Die Ausschreitungen von Rostock-Lichtenhagen zwischen dem 22. und 26. August waren die massivsten rassistisch motivierten Angriffe der Wendezeit. Filmemacher Burhan Qurbani hat das Pogrom zwei Jahrzehnte später verfilmt. "Wir sind jung. Wir sind stark" ist eine visuell wie schauspielerisch beeindruckende Produktion über die Perspektivlosigkeit der meist jungen Täter und die Hilflosigkeit von Opfern und Behörden.

Burhan Qurbani interessiert nicht die Vereinnahmung der Anti-Asyl-Proteste durch westdeutsche Nazigrößen, die sich flugs auf den Weg Richtung Osten machten, als die ersten Live-Bilder über die Bildschirme flimmerten. Der Film fokussiert sich auf die Einheimischen, die Rostocker, die Anwohner, aber auch die Flüchtlinge und Vertragsarbeiter, die im “Sonnenblumenhaus”, einer tristen DDR-Platte, lebten. Qurbani verdichtet den Plot auf die Ereignisse am 24. August.

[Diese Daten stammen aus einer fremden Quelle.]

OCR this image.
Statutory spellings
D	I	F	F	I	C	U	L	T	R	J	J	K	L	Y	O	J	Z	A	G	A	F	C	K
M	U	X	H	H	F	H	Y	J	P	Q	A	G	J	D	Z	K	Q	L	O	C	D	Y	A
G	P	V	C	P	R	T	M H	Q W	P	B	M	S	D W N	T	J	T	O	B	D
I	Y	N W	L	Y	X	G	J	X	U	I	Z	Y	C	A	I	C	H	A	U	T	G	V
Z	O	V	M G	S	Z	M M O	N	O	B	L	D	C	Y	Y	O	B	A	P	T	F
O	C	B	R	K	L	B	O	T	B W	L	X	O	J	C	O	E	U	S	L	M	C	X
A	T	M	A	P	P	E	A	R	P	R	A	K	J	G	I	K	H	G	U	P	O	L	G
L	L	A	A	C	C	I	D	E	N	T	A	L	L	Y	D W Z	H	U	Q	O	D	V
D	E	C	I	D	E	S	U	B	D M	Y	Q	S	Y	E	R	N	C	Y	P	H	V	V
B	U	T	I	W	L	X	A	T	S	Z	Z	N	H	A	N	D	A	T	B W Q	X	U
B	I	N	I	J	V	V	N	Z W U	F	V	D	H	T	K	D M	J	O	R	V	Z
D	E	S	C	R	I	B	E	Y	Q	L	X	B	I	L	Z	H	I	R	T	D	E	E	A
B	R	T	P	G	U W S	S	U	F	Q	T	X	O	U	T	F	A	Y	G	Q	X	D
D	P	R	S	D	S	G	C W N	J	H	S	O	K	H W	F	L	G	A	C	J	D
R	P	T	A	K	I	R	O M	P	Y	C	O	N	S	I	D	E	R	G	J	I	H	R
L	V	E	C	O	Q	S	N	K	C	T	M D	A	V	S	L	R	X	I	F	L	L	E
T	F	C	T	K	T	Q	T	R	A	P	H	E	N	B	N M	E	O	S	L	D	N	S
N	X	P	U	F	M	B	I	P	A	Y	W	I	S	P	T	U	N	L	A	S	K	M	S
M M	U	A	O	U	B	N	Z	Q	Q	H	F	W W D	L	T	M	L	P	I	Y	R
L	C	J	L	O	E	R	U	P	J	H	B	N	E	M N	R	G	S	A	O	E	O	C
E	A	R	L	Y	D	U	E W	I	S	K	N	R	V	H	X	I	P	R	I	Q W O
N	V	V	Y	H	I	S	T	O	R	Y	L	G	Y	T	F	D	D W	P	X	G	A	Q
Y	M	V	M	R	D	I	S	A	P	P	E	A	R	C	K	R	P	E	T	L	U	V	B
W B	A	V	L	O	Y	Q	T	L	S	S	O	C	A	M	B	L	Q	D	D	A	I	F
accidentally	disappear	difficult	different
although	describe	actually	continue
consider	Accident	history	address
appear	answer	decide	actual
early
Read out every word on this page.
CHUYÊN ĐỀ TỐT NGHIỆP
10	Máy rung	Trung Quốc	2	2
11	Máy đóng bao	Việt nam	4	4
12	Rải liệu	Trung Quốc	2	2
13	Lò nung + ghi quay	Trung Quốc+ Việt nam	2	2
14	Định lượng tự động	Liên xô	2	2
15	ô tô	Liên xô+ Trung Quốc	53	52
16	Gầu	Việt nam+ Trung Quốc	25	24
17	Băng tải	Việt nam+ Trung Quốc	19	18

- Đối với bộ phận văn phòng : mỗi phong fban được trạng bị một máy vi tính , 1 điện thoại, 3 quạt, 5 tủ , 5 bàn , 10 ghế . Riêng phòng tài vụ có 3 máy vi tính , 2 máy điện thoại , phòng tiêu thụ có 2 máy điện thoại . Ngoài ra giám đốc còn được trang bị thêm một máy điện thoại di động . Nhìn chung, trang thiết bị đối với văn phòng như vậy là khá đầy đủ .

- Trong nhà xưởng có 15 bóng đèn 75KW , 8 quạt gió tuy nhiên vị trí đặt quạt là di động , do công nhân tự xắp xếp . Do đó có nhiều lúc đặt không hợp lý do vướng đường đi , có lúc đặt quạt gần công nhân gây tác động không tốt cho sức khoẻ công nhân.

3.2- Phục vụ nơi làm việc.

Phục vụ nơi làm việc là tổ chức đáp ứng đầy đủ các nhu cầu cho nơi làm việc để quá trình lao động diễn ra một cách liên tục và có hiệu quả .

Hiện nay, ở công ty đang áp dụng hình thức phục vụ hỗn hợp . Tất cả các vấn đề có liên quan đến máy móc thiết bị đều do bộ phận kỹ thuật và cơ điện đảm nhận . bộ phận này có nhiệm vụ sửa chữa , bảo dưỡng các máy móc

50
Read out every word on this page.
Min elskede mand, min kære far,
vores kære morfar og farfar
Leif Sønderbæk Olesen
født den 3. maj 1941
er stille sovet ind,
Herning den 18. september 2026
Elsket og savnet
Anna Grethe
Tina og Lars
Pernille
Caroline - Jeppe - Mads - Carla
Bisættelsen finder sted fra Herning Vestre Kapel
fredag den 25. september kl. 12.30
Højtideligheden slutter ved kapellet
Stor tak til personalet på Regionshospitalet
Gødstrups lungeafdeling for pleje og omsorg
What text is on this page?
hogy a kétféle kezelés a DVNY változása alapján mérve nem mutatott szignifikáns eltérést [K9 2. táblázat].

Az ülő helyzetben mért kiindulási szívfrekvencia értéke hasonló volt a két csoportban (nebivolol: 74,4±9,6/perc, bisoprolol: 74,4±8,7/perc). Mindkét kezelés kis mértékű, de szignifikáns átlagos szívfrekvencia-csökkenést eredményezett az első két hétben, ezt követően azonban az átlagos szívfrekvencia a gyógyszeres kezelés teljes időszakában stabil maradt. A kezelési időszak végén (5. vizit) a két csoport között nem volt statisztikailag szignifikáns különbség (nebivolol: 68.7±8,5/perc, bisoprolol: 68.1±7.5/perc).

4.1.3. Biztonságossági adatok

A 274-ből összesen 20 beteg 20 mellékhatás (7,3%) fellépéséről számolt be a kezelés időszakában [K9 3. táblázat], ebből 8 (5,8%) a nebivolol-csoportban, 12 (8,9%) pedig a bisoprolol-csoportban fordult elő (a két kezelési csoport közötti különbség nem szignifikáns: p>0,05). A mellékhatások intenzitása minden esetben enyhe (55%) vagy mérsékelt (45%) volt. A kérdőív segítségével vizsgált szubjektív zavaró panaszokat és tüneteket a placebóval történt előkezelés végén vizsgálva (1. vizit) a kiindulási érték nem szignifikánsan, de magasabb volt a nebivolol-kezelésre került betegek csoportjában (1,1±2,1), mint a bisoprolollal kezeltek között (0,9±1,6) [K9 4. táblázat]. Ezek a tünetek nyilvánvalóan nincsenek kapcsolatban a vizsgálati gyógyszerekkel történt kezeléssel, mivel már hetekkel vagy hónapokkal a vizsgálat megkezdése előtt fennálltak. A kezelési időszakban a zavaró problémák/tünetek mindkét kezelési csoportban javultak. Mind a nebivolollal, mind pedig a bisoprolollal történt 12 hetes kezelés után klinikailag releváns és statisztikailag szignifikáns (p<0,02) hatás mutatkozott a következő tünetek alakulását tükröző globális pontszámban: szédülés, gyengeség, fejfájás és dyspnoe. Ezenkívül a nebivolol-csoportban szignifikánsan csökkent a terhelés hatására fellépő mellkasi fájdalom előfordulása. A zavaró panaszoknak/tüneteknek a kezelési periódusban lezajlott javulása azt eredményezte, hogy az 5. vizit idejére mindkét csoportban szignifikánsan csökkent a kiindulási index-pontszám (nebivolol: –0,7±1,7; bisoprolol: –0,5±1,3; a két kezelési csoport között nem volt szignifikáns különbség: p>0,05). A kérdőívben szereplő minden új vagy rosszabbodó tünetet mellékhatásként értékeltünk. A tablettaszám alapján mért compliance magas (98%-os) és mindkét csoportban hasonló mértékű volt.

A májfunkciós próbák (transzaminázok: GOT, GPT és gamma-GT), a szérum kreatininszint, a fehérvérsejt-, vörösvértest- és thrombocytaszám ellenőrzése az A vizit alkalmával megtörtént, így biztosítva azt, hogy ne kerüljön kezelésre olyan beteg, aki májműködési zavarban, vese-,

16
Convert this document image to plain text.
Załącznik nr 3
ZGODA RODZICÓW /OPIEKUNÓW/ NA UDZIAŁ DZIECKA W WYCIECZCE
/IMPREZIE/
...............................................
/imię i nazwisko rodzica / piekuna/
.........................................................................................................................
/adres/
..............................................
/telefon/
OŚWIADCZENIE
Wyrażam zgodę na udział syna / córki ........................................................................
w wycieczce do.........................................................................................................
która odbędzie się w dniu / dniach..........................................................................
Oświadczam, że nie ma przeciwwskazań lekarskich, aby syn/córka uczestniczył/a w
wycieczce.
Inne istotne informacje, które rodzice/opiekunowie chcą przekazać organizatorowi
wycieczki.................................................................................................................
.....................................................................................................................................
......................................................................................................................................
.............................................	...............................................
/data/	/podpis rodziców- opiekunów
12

Eine Jugendclique hängt ab dem Vormittag in der Plattenbau-Siedlung ab. Keine Musternazis. Einfach junge Erwachsene, die nichts mit sich anzufangen wissen. Die meisten ticken irgendwie rechts. “Vor zwei Jahren bin ich jetzt zur Arbeit gegangen”, sagt einer der jungen Männer. Stunden später stürzt sich der Arbeitslose aus dem 8. Stock in den Tod. Stefan (Jonas Nay) ist nicht lebensmüde. Doch die Tristesse setzt dem Sohn eines Kommunalpolitikers (Devid Striesow) zu. Die Stimmung brodelt. Die Ausländer, die vor der Zentralen Aufnahmestelle teils auf Matratzen campieren, weil das Haus rappelvoll ist, müssen weg. Aus dem CD-Player tönt Rechtsrock. Springerstiefel, Seitenscheitel und SS-Runen gehören zum Alltag.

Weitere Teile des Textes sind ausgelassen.